The modus operandi in this part of the Defex story was similar to open investigations in other countries, characterized by the payment of bribes, kickbacks and gifts to middlemen and public officials. In Cameroon, the link was Defex’s commercial agent, French fugitive Philippe Bourcier, who paid bribes through seven shell companies with accounts in Switzerland, the United Kingdom and the African Republic, and secured contracts worth over 100 million. I sell auto parts, surveillance systems, riot gear and patrol weapons.

It is part of the second separate investigation into Defex contracts that de la Mata has proposed to refer to the court, after an operation related to illegal arms sales worth 152 million to Angola was moved to an abbreviated procedure. In 2019, a judge sent 24 people to trial, including Encina’s Charo, Iglesias-Sarria and retired colonel Angel María LaRumbe, as well as the former director of Defex, or Beatriz García Paesa, a Luxembourg-based lawyer and niece of the notorious Francisco Paesa. The spy who faked his death in 1998.

The investigation began in 2008 when Luxembourg was surprised by the transfer of 41 million to an account owned by Defex and another land company. The first investigation dates back to 2012, when the prosecutor’s office received a warning about possible money laundering due to operations in Luxembourg. Eight years after the case exploded into the public eye in 2014, it remains to be seen who the mysterious “relative” is. [o “King”, según los investigadores] which appeared in the plot emails and to which 3 million was transferred for the contract in Angola. Charo of Encina declined to be identified when questioned by investigators before Judge Pablo Ruiz. “Those are big words,” he insisted.

In Angola, the plot even cashed in on the visit of Pope Benedict XVI and used what he called the “sex factor” to triple the cost. Ismael Clemente, CEO of Merlin, the largest real estate company on Ibex 35, was charged in this investigation.

The Saudi branch is also awaiting trial. The local contact there was Prince Khalid bin Saad al Saud, a relative of Sultan bin Abdul Aziz al Saud, minister when the defense and aviation events occurred and Saudi Arabia’s inspector general when the investigated contracts were signed. On the Spanish side, Alvaro Cervera, the son of a late Navy rear admiral who had been a commercial agent in Saudi Arabia since 1991 and was a childhood friend of Juan Carlos I, played a leading role, El Mundo revealed. 2020 year.

In this case, the anti-corruption agency charged eight individuals and four legal entities with four crimes, asking for up to 29 years in prison earlier that year.

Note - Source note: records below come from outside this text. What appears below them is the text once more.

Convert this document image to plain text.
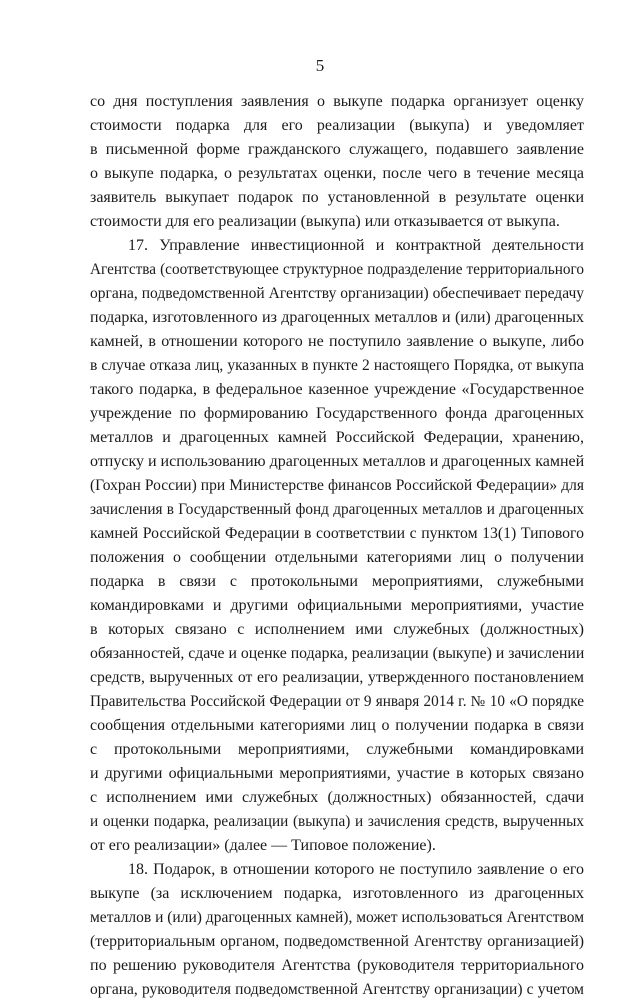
5
со дня поступления заявления о выкупе подарка организует оценку
стоимости подарка для его реализации (выкупа) и уведомляет
в письменной форме гражданского служащего, подавшего заявление
о выкупе подарка, о результатах оценки, после чего в течение месяца
заявитель выкупает подарок по установленной в результате оценки
стоимости для его реализации (выкупа) или отказывается от выкупа.
17. Управление инвестиционной и контрактной деятельности
Агентства (соответствующее структурное подразделение территориального
органа, подведомственной Агентству организации) обеспечивает передачу
подарка, изготовленного из драгоценных металлов и (или) драгоценных
камней, в отношении которого не поступило заявление о выкупе, либо
в случае отказа лиц, указанных в пункте 2 настоящего Порядка, от выкупа
такого подарка, в федеральное казенное учреждение «Государственное
учреждение по формированию Государственного фонда драгоценных
металлов и драгоценных камней Российской Федерации, хранению,
отпуску и использованию драгоценных металлов и драгоценных камней
(Гохран России) при Министерстве финансов Российской Федерации» для
зачисления в Государственный фонд драгоценных металлов и драгоценных
камней Российской Федерации в соответствии с пунктом 13(1) Типового
положения о сообщении отдельными категориями лиц о получении
подарка в связи с протокольными мероприятиями, служебными
командировками и другими официальными мероприятиями, участие
в которых связано с исполнением ими служебных (должностных)
обязанностей, сдаче и оценке подарка, реализации (выкупе) и зачислении
средств, вырученных от его реализации, утвержденного постановлением
Правительства Российской Федерации от 9 января 2014 г. № 10 «О порядке
сообщения отдельными категориями лиц о получении подарка в связи
с протокольными мероприятиями, служебными командировками
и другими официальными мероприятиями, участие в которых связано
с исполнением ими служебных (должностных) обязанностей, сдачи
и оценки подарка, реализации (выкупа) и зачисления средств, вырученных
от его реализации» (далее — Типовое положение).
18. Подарок, в отношении которого не поступило заявление о его
выкупе (за исключением подарка, изготовленного из драгоценных
металлов и (или) драгоценных камней), может использоваться Агентством
(территориальным органом, подведомственной Агентству организацией)
по решению руководителя Агентства (руководителя территориального
органа, руководителя подведомственной Агентству организации) с учетом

At Defex, which was created half a century ago as a broker for overseas arms sales, the state has co-existed with national arms companies such as Expal, its largest private shareholder, traditionally held by former army or intelligence officials and others. Like the Basque group SAPA (Indra’s current shareholder) or Instalaza, whose director was former defense minister Pedro Morenes.

The board of the Parading Defex, among others, was the current honorary president of Maxam, José Fernando Sánchez-Yunco, also very close to Juan Carlos I (his brother Javier, a former prosecutor, defended him in criminal cases), or retired admirals. Francisco Torrent and Javier Perry.

Encina Charo’s successor in the DEFEX presidency was Javier Aguilar Vijuela, who was accused in Saudi Arabia. The son-in-law of former Madrid president Cristina Cifuentes, who has always denied any ties to her husband’s family, headed the company from 2012 to 2015. His sister was also a director of a semi-public company.

Similarly, former Minister of Defense and General Secretary of the PP, Dolores de Cospedal, was an adviser to Defex from July 2002 to February 2003, when she was undersecretary with José María Aznar. Defex’s debacle allowed it to remove the thread that exposed another corruption scandal at Mercasa, another public company in Angola. His political nephew Jose Herrero de Egana y López del Hierro is accused in it.